L'”appeal” della nostra lingua continua a essere legato principalmente alla passione per l’arte e la cultura. Negli ultimi anni tuttavia, una forte attrazione è esercitata anche dal Made in Italy in tutte le sue forme, dalla moda al design, fino al cibo e al vino. Lo studio della lingua di Dante è considerato da molti giovani stranieri anche un modo per trovare lavoro nei settori in cui l’Italia e’ ai primi posti, dal lusso all’enogastronomia.

«La fortuna di un popolo dipende dallo stato della sua grammatica. Non esiste grande nazione senza proprietà di linguaggio». Così scrisse Fernando Pessoa.

Molto gradite ai viterbesi le esperienze delle comunità di lettura che condividono in rete la lettura dei classici con un calendario prefissato.

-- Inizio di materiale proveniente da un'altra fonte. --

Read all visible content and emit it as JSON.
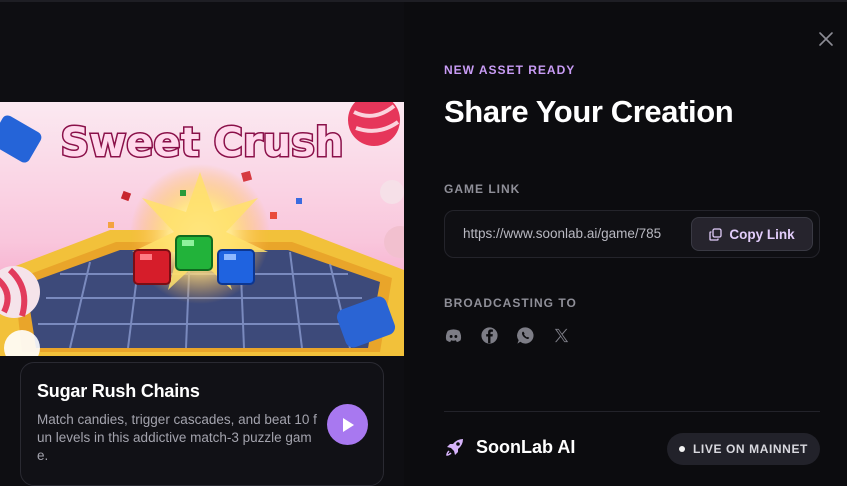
{
  "header": {
    "eyebrow": "NEW ASSET READY",
    "title": "Share Your Creation",
    "close_icon": "close-icon"
  },
  "game": {
    "banner_text": "Sweet Crush",
    "title": "Sugar Rush Chains",
    "description": "Match candies, trigger cascades, and beat 10 fun levels in this addictive match-3 puzzle game.",
    "play_icon": "play-icon"
  },
  "link": {
    "label": "GAME LINK",
    "url": "https://www.soonlab.ai/game/785",
    "copy_label": "Copy Link",
    "copy_icon": "copy-icon"
  },
  "broadcast": {
    "label": "BROADCASTING TO",
    "platforms": [
      "discord-icon",
      "facebook-icon",
      "whatsapp-icon",
      "x-icon"
    ]
  },
  "footer": {
    "brand": "SoonLab AI",
    "brand_icon": "rocket-icon",
    "status": "LIVE ON MAINNET"
  },
  "colors": {
    "accent": "#a878f0",
    "eyebrow": "#c99cf5",
    "background": "#0c0c0f"
  }
}
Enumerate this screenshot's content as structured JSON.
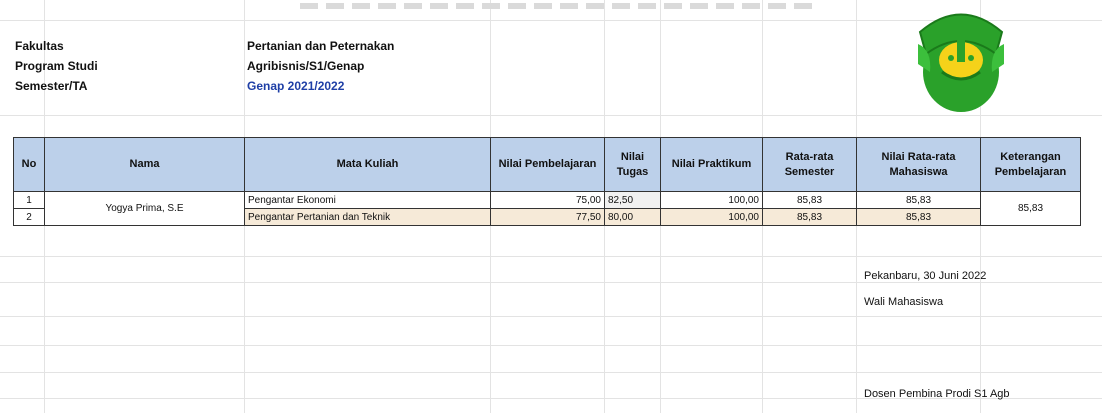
{
  "info": {
    "labels": [
      "Fakultas",
      "Program Studi",
      "Semester/TA"
    ],
    "values": [
      "Pertanian dan Peternakan",
      "Agribisnis/S1/Genap",
      "Genap 2021/2022"
    ]
  },
  "table": {
    "headers": [
      "No",
      "Nama",
      "Mata Kuliah",
      "Nilai Pembelajaran",
      "Nilai Tugas",
      "Nilai Praktikum",
      "Rata-rata Semester",
      "Nilai Rata-rata Mahasiswa",
      "Keterangan Pembelajaran"
    ],
    "rows": [
      {
        "no": "1",
        "mk": "Pengantar Ekonomi",
        "np": "75,00",
        "nt": "82,50",
        "npr": "100,00",
        "rs": "85,83",
        "rm": "85,83"
      },
      {
        "no": "2",
        "mk": "Pengantar Pertanian dan Teknik",
        "np": "77,50",
        "nt": "80,00",
        "npr": "100,00",
        "rs": "85,83",
        "rm": "85,83"
      }
    ],
    "merged_name": "Yogya Prima, S.E",
    "merged_keterangan": "85,83"
  },
  "side": {
    "date": "Pekanbaru, 30 Juni 2022",
    "role": "Wali Mahasiswa",
    "signature": "Dosen Pembina Prodi S1 Agb"
  },
  "colors": {
    "header_bg": "#bcd0ea",
    "accent_blue": "#1f3fa6",
    "logo_green": "#2aa12a",
    "logo_yellow": "#f5d21a"
  }
}
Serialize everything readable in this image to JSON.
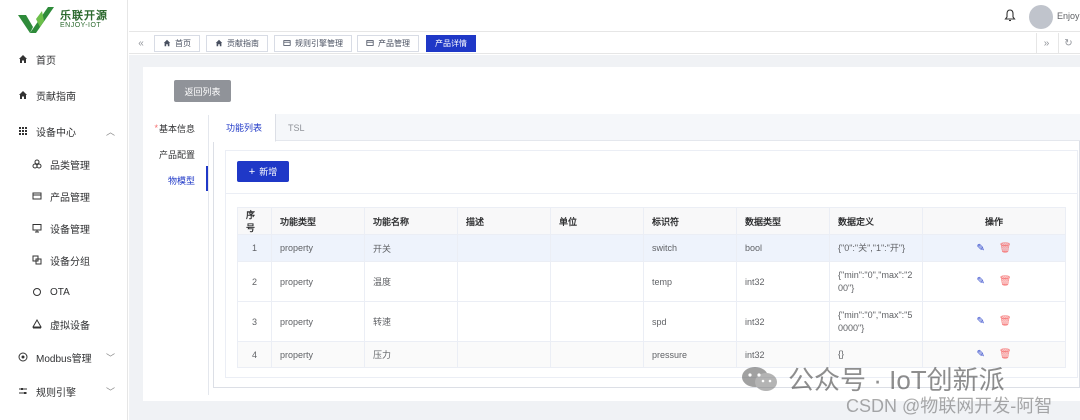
{
  "brand": {
    "title": "乐联开源",
    "subtitle": "ENJOY-IOT"
  },
  "sidebar": {
    "items": [
      {
        "label": "首页",
        "icon": "home-icon"
      },
      {
        "label": "贡献指南",
        "icon": "home-icon"
      },
      {
        "label": "设备中心",
        "icon": "grid-icon",
        "expanded": true
      },
      {
        "label": "品类管理",
        "icon": "category-icon"
      },
      {
        "label": "产品管理",
        "icon": "product-icon"
      },
      {
        "label": "设备管理",
        "icon": "monitor-icon"
      },
      {
        "label": "设备分组",
        "icon": "group-icon"
      },
      {
        "label": "OTA",
        "icon": "circle-icon"
      },
      {
        "label": "虚拟设备",
        "icon": "virtual-icon"
      },
      {
        "label": "Modbus管理",
        "icon": "modbus-icon"
      },
      {
        "label": "规则引擎",
        "icon": "rule-icon"
      }
    ]
  },
  "topbar": {
    "user_name": "Enjoy"
  },
  "tabs": [
    {
      "label": "首页",
      "icon": "home-icon"
    },
    {
      "label": "贡献指南",
      "icon": "home-icon"
    },
    {
      "label": "规则引擎管理",
      "icon": "list-icon"
    },
    {
      "label": "产品管理",
      "icon": "list-icon"
    },
    {
      "label": "产品详情",
      "active": true
    }
  ],
  "main": {
    "back_label": "返回列表",
    "vtabs": [
      {
        "label": "基本信息",
        "required_mark": "*"
      },
      {
        "label": "产品配置"
      },
      {
        "label": "物模型",
        "active": true
      }
    ],
    "htabs": [
      {
        "label": "功能列表",
        "active": true
      },
      {
        "label": "TSL"
      }
    ],
    "add_label": "新增",
    "add_icon": "+",
    "table": {
      "headers": [
        "序号",
        "功能类型",
        "功能名称",
        "描述",
        "单位",
        "标识符",
        "数据类型",
        "数据定义",
        "操作"
      ],
      "rows": [
        [
          "1",
          "property",
          "开关",
          "",
          "",
          "switch",
          "bool",
          "{\"0\":\"关\",\"1\":\"开\"}"
        ],
        [
          "2",
          "property",
          "温度",
          "",
          "",
          "temp",
          "int32",
          "{\"min\":\"0\",\"max\":\"200\"}"
        ],
        [
          "3",
          "property",
          "转速",
          "",
          "",
          "spd",
          "int32",
          "{\"min\":\"0\",\"max\":\"50000\"}"
        ],
        [
          "4",
          "property",
          "压力",
          "",
          "",
          "pressure",
          "int32",
          "{}"
        ]
      ]
    }
  },
  "watermark": {
    "line1": "公众号 · IoT创新派",
    "line2": "CSDN @物联网开发-阿智"
  },
  "colors": {
    "accent": "#1f38c7",
    "danger": "#f56c6c",
    "brand_green": "#2d6a2f"
  }
}
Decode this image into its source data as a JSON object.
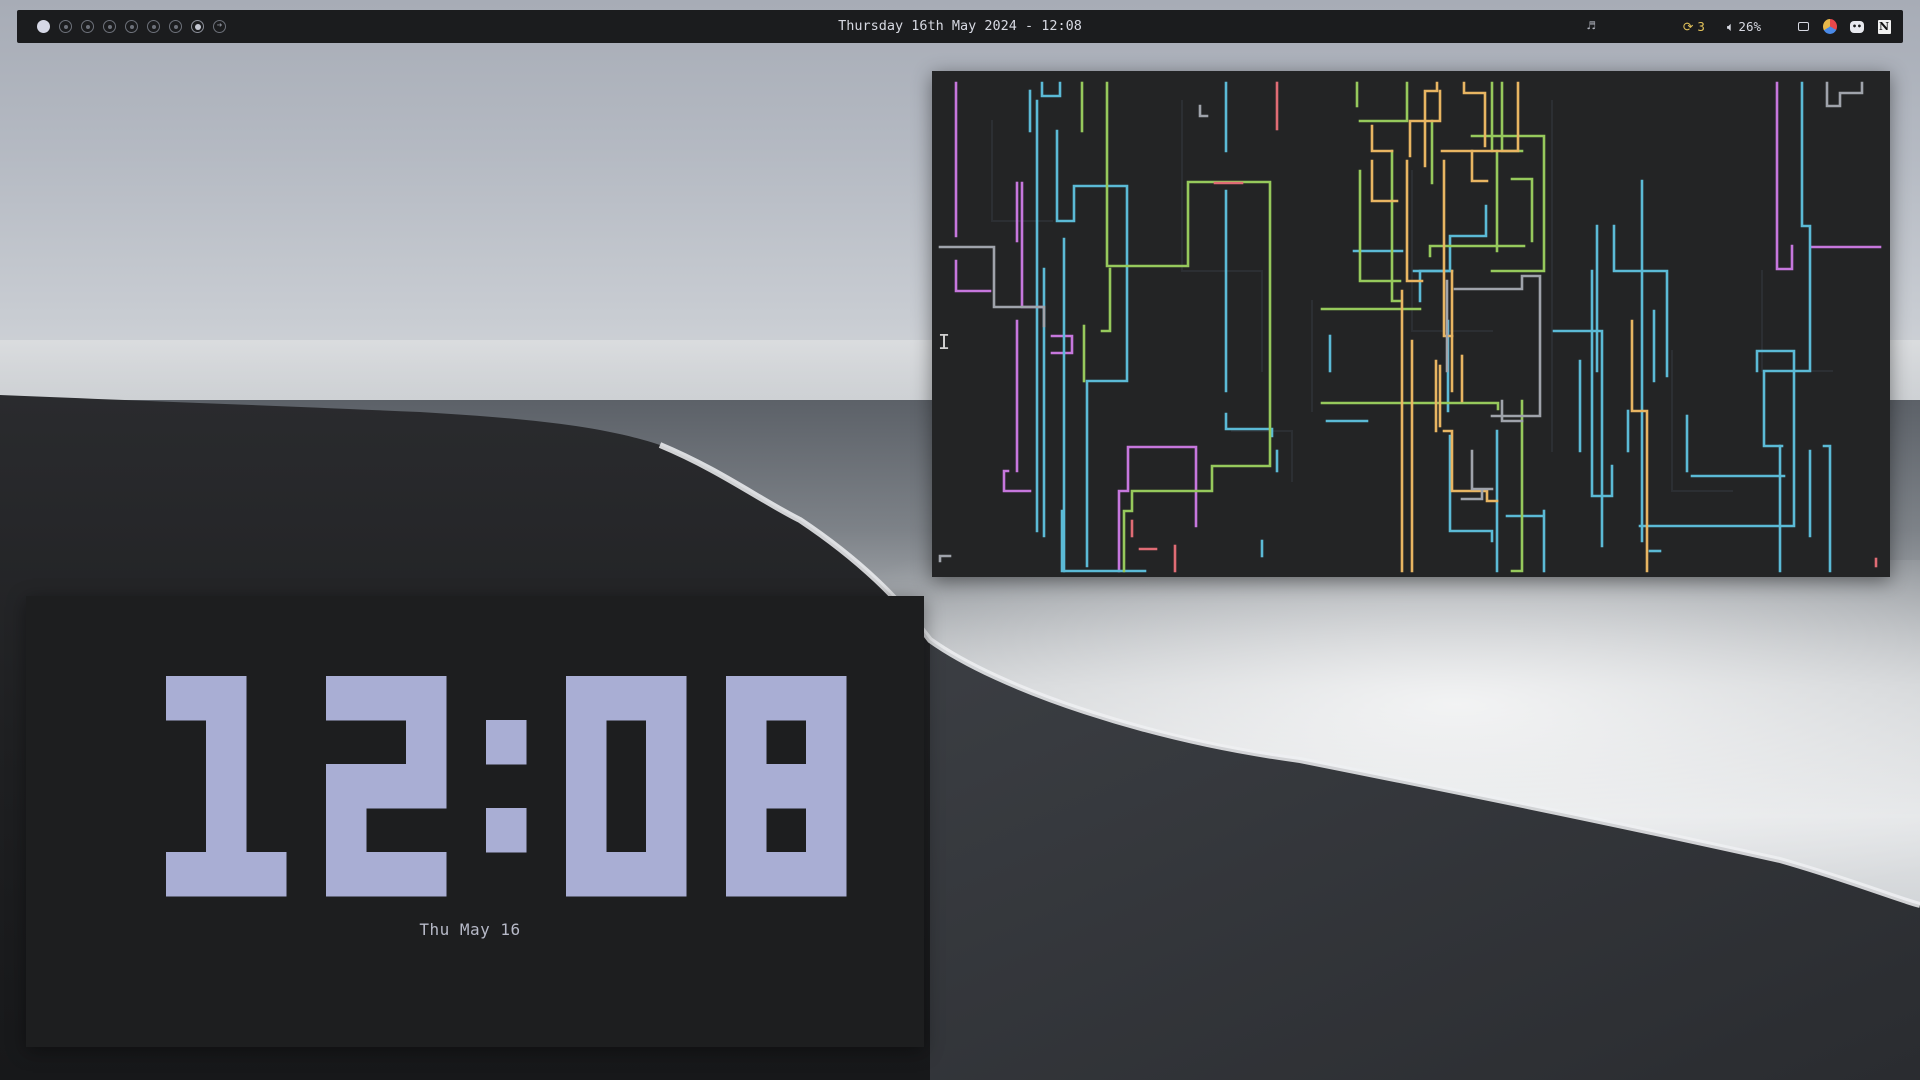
{
  "topbar": {
    "datetime": "Thursday 16th May 2024 - 12:08",
    "workspaces": [
      {
        "state": "active"
      },
      {
        "state": "empty"
      },
      {
        "state": "empty"
      },
      {
        "state": "empty"
      },
      {
        "state": "empty"
      },
      {
        "state": "empty"
      },
      {
        "state": "empty"
      },
      {
        "state": "occupied"
      },
      {
        "state": "next-arrow"
      }
    ],
    "tray": {
      "music_icon": "music-note-icon",
      "updates_count": "3",
      "updates_icon": "refresh-icon",
      "volume_icon": "speaker-icon",
      "volume_value": "26%",
      "apps": [
        "screen-icon",
        "browser-icon",
        "discord-icon",
        "notion-icon"
      ]
    },
    "colors": {
      "bar_bg": "#1b1c1e",
      "text": "#d7d9e2",
      "updates": "#e1c15a"
    }
  },
  "pipes_window": {
    "app": "terminal-pipes",
    "pipe_colors": [
      "#c677dd",
      "#5bbad6",
      "#96c95c",
      "#e8b562",
      "#e06c75",
      "#9fa3ab",
      "#61afef"
    ]
  },
  "clock_window": {
    "time": "12:08",
    "date": "Thu May 16",
    "digit_color": "#a9aed4"
  }
}
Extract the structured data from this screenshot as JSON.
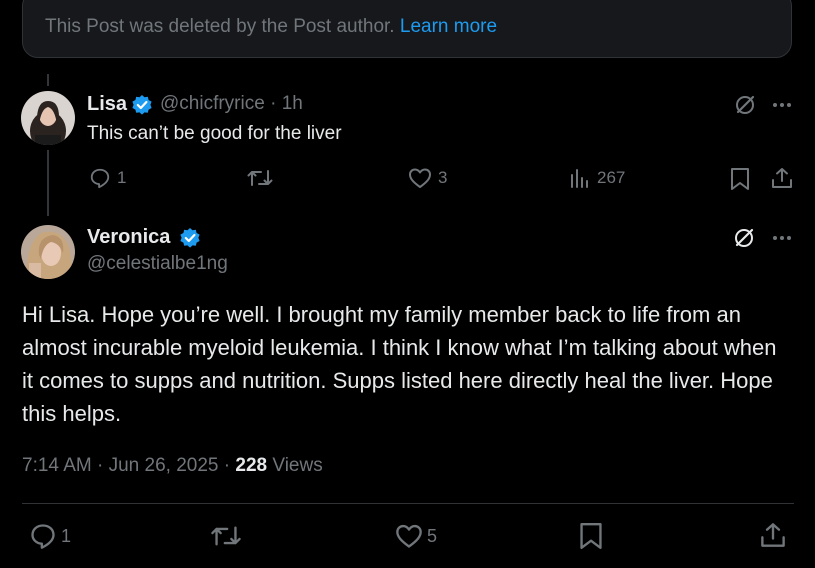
{
  "deleted_notice": {
    "text": "This Post was deleted by the Post author.",
    "link": "Learn more"
  },
  "reply": {
    "name": "Lisa",
    "handle": "@chicfryrice",
    "separator": "·",
    "time": "1h",
    "text": "This can’t be good for the liver",
    "replies": "1",
    "likes": "3",
    "views": "267",
    "icons": [
      "grok-icon",
      "more-icon",
      "reply-icon",
      "retweet-icon",
      "heart-icon",
      "views-icon",
      "bookmark-icon",
      "share-icon"
    ]
  },
  "post": {
    "name": "Veronica",
    "handle": "@celestialbe1ng",
    "text": "Hi Lisa. Hope you’re well. I brought my family member back to life from an almost incurable myeloid leukemia. I think I know what I’m talking about when it comes to supps and nutrition. Supps listed here directly heal the liver. Hope this helps.",
    "time": "7:14 AM",
    "dot": "·",
    "date": "Jun 26, 2025",
    "views_count": "228",
    "views_label": "Views",
    "replies": "1",
    "likes": "5"
  },
  "colors": {
    "background": "#000000",
    "text": "#e7e9ea",
    "muted": "#71767b",
    "accent": "#1d9bf0",
    "border": "#2f3336"
  }
}
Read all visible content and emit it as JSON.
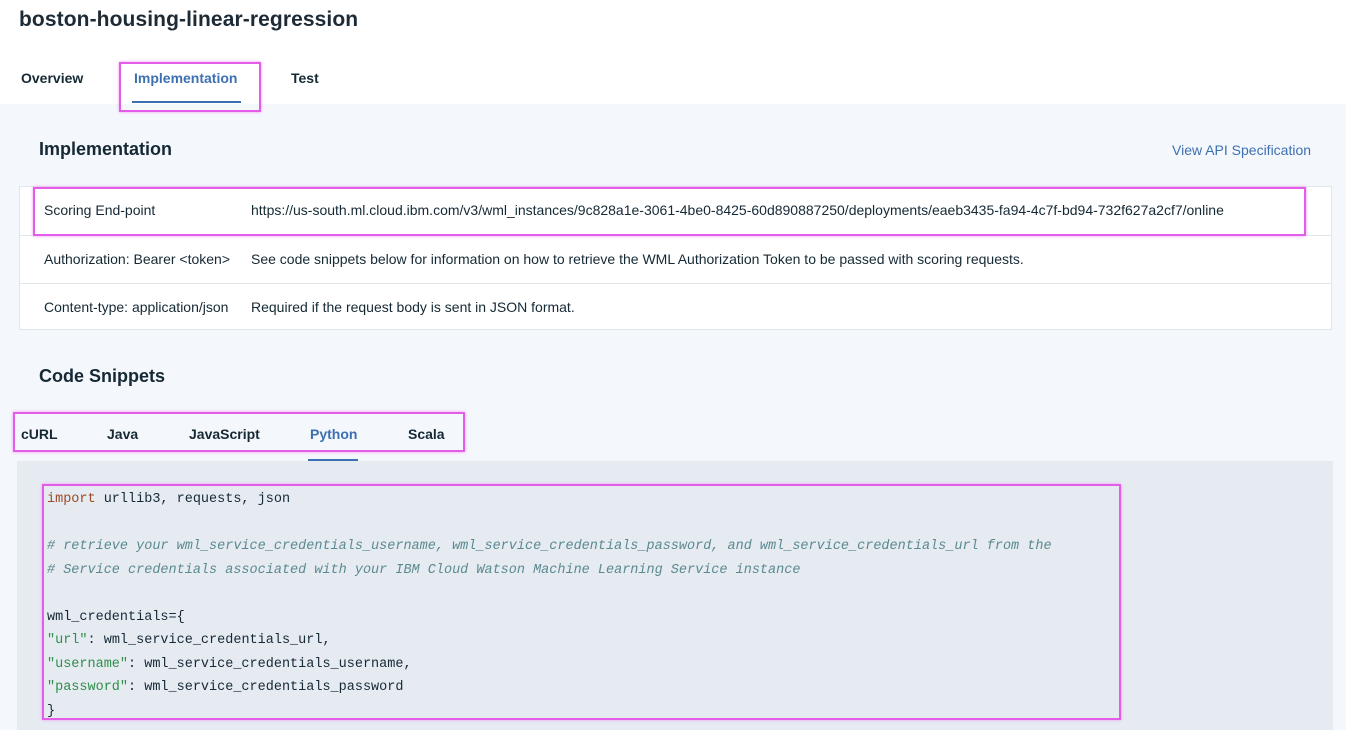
{
  "page": {
    "title": "boston-housing-linear-regression"
  },
  "tabs": [
    {
      "label": "Overview",
      "active": false
    },
    {
      "label": "Implementation",
      "active": true
    },
    {
      "label": "Test",
      "active": false
    }
  ],
  "implementation": {
    "heading": "Implementation",
    "api_link": "View API Specification",
    "rows": [
      {
        "key": "Scoring End-point",
        "value": "https://us-south.ml.cloud.ibm.com/v3/wml_instances/9c828a1e-3061-4be0-8425-60d890887250/deployments/eaeb3435-fa94-4c7f-bd94-732f627a2cf7/online"
      },
      {
        "key": "Authorization: Bearer <token>",
        "value": "See code snippets below for information on how to retrieve the WML Authorization Token to be passed with scoring requests."
      },
      {
        "key": "Content-type: application/json",
        "value": "Required if the request body is sent in JSON format."
      }
    ]
  },
  "snippets": {
    "heading": "Code Snippets",
    "tabs": [
      {
        "label": "cURL",
        "active": false
      },
      {
        "label": "Java",
        "active": false
      },
      {
        "label": "JavaScript",
        "active": false
      },
      {
        "label": "Python",
        "active": true
      },
      {
        "label": "Scala",
        "active": false
      }
    ],
    "code": {
      "l1_kw": "import",
      "l1_rest": " urllib3, requests, json",
      "l3": "# retrieve your wml_service_credentials_username, wml_service_credentials_password, and wml_service_credentials_url from the",
      "l4": "# Service credentials associated with your IBM Cloud Watson Machine Learning Service instance",
      "l6": "wml_credentials={",
      "l7_key": "\"url\"",
      "l7_rest": ": wml_service_credentials_url,",
      "l8_key": "\"username\"",
      "l8_rest": ": wml_service_credentials_username,",
      "l9_key": "\"password\"",
      "l9_rest": ": wml_service_credentials_password",
      "l10": "}"
    }
  },
  "colors": {
    "accent": "#3d70b2",
    "highlight": "#e35de8",
    "code_bg": "#e6ebf2"
  }
}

Un’esperienza che ha avuto successo ed è stata implementata come applicazione, diventando metodologia didattica in varie università straniere, come quella di Harvard (dove si legge anche l’Orlando Furioso ed è familiare il nome di Italo Calvino a causa delle memorabili «Lezioni Americane»), Gand in Belgio, Toronto, la City University di New York, l’Indiana University.

L’italiano, più che un obiettivo di apprendimento, dovrebbe essere promosso all’estero strategicamente come strumento di apprendimento per ambiti culturali appetibili come l’arte, la musica, la danza.

Bisognerebbe rafforzare la voce «cultura», a dispetto di chi snobba il patrimonio umanistico come poco redditizio.

Rafforzare la lingua e la cultura serve a rilanciare tutto il Paese e anche la nostra Città dei Papi, che tanto bisogno ha di essere apprezzata anche a livello storico e culturale.